The cargo net collapsed about the Zeniths when Lunaan dropped it and moved the dirigible off the starport. Desiree took charge of freeing them. Yerby nodded approval, then sauntered to the starship's captain standing beside the boarding ramp. Mark smiled to Amy as they both followed her brother without speaking.

"Well, Captain…" Yerby said, peering at the nametag. "Captain Drumm. I'll bet you're not very pleased about how things went this voyage, are you?"

"My ship's been looted!" Drumm said. He was a dapper man with, at the moment, the red face of someone on the verge of a stroke. "Are you responsible for this, sir? My liquor cabinet's been emptied and my passengers' private lockers have been broken into as well!"

Yerby nodded sympathetically. "Looting's a terrible thing, yes sir. But-did you lose anything besides booze, Captain?"

"My pistol," Drumm said. Apprehension was replacing anger as he realized how very powerful Yerby was. "I don't know that there was anything else. Except the liquor."

"Peaceful visitors don't need guns on Greenwood," Yerby said with the smile of a cat for the mouse between its paws. "Reckon we can forget that."

"It isn't important, no," Drumm agreed. "And the liquor-"

"And the liquor's the sort of hospitality a smart fellow'd offer people when he came waltzing into their house without a by-your-leave," Yerby continued, overriding the captain's nervous mumble. "Which is the thing I wanted to take up with you, Captain.

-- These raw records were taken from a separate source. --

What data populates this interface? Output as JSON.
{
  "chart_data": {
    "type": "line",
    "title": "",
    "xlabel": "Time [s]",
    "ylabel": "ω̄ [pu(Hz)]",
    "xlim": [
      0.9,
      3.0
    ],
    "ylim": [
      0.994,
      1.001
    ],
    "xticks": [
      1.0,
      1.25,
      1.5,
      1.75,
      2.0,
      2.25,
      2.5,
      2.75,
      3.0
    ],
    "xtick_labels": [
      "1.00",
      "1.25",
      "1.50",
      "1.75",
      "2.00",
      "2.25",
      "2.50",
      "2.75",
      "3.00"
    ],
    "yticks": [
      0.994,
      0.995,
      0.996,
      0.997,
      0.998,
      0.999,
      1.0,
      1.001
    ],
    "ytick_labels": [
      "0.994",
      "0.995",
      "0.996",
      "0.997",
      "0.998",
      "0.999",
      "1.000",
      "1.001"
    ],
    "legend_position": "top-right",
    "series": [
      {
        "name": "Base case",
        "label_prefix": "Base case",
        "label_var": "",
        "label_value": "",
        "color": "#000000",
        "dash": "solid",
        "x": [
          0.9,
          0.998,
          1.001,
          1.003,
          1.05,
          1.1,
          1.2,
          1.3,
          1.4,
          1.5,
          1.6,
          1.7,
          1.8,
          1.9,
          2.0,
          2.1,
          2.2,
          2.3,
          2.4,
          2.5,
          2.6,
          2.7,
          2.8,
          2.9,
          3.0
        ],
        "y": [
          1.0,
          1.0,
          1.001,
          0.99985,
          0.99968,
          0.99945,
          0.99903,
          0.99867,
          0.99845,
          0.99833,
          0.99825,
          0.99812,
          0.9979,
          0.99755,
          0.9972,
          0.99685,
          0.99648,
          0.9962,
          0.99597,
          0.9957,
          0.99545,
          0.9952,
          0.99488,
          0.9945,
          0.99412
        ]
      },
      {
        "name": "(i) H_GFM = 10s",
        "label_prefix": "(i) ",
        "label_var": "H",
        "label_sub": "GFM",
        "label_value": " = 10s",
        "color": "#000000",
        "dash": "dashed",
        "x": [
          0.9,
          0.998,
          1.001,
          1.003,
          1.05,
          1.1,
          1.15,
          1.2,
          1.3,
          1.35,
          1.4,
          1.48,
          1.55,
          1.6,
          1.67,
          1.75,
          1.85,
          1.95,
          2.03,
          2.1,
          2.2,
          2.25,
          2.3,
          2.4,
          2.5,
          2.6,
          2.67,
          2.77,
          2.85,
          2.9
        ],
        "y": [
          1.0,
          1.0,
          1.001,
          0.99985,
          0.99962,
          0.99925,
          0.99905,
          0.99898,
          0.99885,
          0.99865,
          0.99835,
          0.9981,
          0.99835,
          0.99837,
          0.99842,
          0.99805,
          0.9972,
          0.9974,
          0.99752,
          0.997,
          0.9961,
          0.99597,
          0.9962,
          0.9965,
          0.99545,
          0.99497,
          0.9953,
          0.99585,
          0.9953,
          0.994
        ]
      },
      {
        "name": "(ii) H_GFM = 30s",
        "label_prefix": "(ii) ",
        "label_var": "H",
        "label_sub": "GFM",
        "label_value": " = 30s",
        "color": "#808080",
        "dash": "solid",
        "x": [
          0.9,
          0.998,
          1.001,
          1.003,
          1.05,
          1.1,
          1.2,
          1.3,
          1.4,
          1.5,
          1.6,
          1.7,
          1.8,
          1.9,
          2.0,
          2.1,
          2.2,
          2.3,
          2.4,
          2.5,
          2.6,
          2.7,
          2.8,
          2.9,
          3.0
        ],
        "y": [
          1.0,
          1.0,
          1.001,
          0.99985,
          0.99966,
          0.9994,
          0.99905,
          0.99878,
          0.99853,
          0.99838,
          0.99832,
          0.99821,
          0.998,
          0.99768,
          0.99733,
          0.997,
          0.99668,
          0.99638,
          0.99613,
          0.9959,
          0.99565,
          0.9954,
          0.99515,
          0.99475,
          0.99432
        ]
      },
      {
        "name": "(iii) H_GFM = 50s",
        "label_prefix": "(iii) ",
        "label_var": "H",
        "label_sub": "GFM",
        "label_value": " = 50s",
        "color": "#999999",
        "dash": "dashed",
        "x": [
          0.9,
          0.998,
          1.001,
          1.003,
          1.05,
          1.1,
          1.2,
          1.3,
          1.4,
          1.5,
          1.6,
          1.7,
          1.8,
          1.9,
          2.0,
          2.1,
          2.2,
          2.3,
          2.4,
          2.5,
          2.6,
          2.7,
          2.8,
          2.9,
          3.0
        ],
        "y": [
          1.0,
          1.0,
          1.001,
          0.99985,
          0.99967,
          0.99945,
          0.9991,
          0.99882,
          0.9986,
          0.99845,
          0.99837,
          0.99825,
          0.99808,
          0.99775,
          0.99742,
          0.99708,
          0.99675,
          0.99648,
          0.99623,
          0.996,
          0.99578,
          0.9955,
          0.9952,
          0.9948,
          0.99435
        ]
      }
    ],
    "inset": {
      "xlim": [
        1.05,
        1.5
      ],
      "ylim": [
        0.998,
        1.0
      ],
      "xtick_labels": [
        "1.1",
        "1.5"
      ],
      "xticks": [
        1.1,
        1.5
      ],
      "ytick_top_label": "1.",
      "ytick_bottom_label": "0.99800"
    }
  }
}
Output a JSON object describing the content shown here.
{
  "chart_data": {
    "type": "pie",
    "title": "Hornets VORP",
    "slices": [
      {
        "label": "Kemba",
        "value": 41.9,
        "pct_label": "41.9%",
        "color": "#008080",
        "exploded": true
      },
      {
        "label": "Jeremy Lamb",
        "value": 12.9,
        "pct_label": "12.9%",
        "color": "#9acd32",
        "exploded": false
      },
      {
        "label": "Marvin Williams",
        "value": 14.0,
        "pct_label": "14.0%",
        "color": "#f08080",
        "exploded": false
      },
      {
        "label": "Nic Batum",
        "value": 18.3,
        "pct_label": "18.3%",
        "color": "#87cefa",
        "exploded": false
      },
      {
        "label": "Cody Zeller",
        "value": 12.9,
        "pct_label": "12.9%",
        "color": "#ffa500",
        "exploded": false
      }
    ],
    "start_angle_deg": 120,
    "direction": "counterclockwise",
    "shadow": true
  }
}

The next time you want to land on Greenwood, why don't you hold in orbit until I've radioed you a personal invitation? Because if you land without my permission again, you'll never take off."

Drumm licked his lips. His face was as sallow as it had been red a moment before. "I understand," he said.

Yerby smiled and patted Drumm on the shoulder. "I thought you would," Yerby said. Whistling "Men of Harlech" between his teeth, he turned to watch the prisoners being marched in line toward the ramp.

Dr. Jesilind felt the weight of Yerby's stare. He eased to the side to put Colonel Finch between him and the frontiersman. A Woodsrunner thrust Jesilind back into place. Yerby walked toward him, still whistling.

Berkeley Finch swallowed and deliberately faced Yerby. "One moment, please, sir," he said in a voice that got higher with every syllable. "My troops and I surrendered our weapons upon your promise of safe conduct until we were off-planet."

"And that's just what you'll have if you step out of my way," Yerby said in a tone Mark had never heard him use before. It was like listening to millstones speak. "There's a personal matter between me and the doc, though I guess you can have part of it if you're fool enough to want it."